Our evolving business world requires a reliable way of authenticating documents. With the help of computerized systems, the currently widely used signature- based validations are becoming faster and less complicated. Without the need of major investments, off-line signature validation systems are cost-effective.
However, there is no information available regarding the writing process as these systems work with images. Information about the dynamic properties of the signatures (such as velocity, and pressure) can only be acquired from algorithmic analysis of the images. On the contrary, on-line systems measure these directly.

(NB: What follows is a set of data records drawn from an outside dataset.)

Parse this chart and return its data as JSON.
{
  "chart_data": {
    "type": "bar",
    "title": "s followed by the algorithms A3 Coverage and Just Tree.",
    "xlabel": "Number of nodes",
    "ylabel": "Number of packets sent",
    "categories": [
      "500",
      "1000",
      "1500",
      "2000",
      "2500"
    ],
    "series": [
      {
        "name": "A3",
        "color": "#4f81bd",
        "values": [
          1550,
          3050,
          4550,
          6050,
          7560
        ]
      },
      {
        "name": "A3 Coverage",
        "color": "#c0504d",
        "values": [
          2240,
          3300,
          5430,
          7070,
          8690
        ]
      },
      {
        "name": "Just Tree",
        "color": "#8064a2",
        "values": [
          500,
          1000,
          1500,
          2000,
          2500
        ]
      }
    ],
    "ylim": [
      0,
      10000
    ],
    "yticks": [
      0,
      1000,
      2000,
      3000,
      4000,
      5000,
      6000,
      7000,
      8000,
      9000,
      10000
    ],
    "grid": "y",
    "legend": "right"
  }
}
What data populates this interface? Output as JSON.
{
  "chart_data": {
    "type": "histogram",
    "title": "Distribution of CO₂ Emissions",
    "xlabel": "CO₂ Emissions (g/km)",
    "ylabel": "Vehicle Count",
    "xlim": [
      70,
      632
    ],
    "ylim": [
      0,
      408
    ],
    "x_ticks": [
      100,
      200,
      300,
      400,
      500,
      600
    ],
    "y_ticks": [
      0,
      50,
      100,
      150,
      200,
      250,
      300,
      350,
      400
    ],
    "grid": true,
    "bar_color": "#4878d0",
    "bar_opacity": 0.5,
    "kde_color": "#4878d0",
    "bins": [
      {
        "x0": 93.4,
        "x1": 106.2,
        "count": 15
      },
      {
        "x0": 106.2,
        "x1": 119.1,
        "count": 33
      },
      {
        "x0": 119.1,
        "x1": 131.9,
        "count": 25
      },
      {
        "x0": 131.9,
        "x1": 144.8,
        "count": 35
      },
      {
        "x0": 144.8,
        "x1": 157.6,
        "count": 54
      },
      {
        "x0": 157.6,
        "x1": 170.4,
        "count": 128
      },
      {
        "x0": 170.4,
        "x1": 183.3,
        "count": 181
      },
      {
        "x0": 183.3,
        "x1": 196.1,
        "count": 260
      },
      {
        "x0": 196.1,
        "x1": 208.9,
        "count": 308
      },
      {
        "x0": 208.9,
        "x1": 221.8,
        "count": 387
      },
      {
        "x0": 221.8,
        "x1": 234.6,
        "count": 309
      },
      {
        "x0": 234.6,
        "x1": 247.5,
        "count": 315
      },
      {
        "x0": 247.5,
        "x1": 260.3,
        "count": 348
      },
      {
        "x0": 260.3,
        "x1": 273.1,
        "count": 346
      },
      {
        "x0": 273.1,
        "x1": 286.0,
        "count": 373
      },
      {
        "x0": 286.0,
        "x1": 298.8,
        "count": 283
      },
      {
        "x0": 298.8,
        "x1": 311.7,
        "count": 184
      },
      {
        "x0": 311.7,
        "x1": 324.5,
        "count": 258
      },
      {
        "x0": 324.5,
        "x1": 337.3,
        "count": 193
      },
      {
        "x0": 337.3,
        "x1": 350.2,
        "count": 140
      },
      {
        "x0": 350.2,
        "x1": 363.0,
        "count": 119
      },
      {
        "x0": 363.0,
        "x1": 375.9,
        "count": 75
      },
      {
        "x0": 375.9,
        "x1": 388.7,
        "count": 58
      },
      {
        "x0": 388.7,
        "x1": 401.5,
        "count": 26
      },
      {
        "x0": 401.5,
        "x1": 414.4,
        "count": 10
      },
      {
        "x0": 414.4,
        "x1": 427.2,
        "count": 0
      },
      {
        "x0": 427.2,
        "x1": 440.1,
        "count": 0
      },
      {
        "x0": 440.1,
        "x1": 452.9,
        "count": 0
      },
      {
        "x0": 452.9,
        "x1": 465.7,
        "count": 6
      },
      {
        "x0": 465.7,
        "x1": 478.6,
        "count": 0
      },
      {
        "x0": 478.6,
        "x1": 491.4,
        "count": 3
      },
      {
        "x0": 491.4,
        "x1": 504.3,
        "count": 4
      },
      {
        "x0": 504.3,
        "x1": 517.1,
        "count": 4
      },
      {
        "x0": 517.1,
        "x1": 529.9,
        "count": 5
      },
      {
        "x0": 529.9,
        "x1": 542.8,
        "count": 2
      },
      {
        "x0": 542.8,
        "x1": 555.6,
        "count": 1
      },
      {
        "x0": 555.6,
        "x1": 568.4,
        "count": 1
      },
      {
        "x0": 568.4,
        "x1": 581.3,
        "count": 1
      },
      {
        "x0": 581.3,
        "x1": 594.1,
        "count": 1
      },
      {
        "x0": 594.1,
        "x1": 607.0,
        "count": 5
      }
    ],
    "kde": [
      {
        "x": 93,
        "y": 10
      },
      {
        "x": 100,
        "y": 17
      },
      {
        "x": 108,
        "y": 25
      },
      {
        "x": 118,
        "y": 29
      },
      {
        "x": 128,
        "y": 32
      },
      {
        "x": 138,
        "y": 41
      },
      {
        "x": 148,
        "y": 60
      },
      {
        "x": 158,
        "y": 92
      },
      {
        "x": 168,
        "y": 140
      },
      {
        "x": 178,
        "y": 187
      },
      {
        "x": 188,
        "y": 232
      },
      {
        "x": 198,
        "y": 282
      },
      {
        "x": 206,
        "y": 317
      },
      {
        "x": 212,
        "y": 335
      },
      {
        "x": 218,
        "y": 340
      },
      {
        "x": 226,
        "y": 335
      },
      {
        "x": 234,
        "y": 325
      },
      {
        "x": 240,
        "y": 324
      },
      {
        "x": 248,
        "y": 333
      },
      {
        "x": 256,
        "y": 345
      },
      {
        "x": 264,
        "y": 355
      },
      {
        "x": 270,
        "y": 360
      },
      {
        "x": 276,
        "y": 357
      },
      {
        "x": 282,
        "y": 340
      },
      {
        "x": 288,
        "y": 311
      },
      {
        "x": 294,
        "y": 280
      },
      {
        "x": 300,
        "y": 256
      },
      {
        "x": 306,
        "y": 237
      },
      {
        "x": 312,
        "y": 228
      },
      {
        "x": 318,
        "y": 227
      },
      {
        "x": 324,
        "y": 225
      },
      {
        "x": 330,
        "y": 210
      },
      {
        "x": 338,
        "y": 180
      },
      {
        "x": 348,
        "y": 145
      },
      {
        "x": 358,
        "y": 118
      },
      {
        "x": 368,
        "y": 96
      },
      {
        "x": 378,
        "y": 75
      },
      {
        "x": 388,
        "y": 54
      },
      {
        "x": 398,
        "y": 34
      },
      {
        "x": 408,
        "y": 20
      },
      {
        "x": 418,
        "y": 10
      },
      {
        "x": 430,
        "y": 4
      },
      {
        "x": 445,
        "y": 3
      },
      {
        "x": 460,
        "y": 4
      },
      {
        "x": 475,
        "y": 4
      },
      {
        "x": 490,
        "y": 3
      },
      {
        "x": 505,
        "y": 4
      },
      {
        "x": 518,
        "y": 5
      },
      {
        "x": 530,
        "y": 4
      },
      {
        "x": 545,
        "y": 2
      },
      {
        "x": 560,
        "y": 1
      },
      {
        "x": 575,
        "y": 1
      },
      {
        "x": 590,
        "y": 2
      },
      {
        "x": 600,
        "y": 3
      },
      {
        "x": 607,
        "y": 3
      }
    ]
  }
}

The aim of my project is to extract information about velocity of signatures using off-line methods. My project is integrated in the Signature Validation System (Aláírás Hitelesítő Rendszer, AHR), currently under development at the Budapest University of Technology and Economics. I have examined three properties of the signatures, providing data for further validation. First, I have defined the inclination angle as it globally defines the velocity. Later two additional local attributes were examined. In order to identify angles in the signature I used the output of a separate vectorizing project. To analyze the tremors present in the script I measured line widths along the straight sections.
After the implementation, matching the features on the GUI enabled me to identify common properties among signatures. Using the classifier module of the AHR, I could then test my algorithms, determining their relevance in distinguishing authentic signatures from forged ones. The results point out that certain attributes should be omitted in validation processes. Also, increasing the number of examined properties make the system less permissive, allowing less falsely accepted forgeries.
Consequently, extracting dynamic properties for off-line validation is a plausible way of meeting the business requirements. However, additional development is necessary to attain absolute applicability.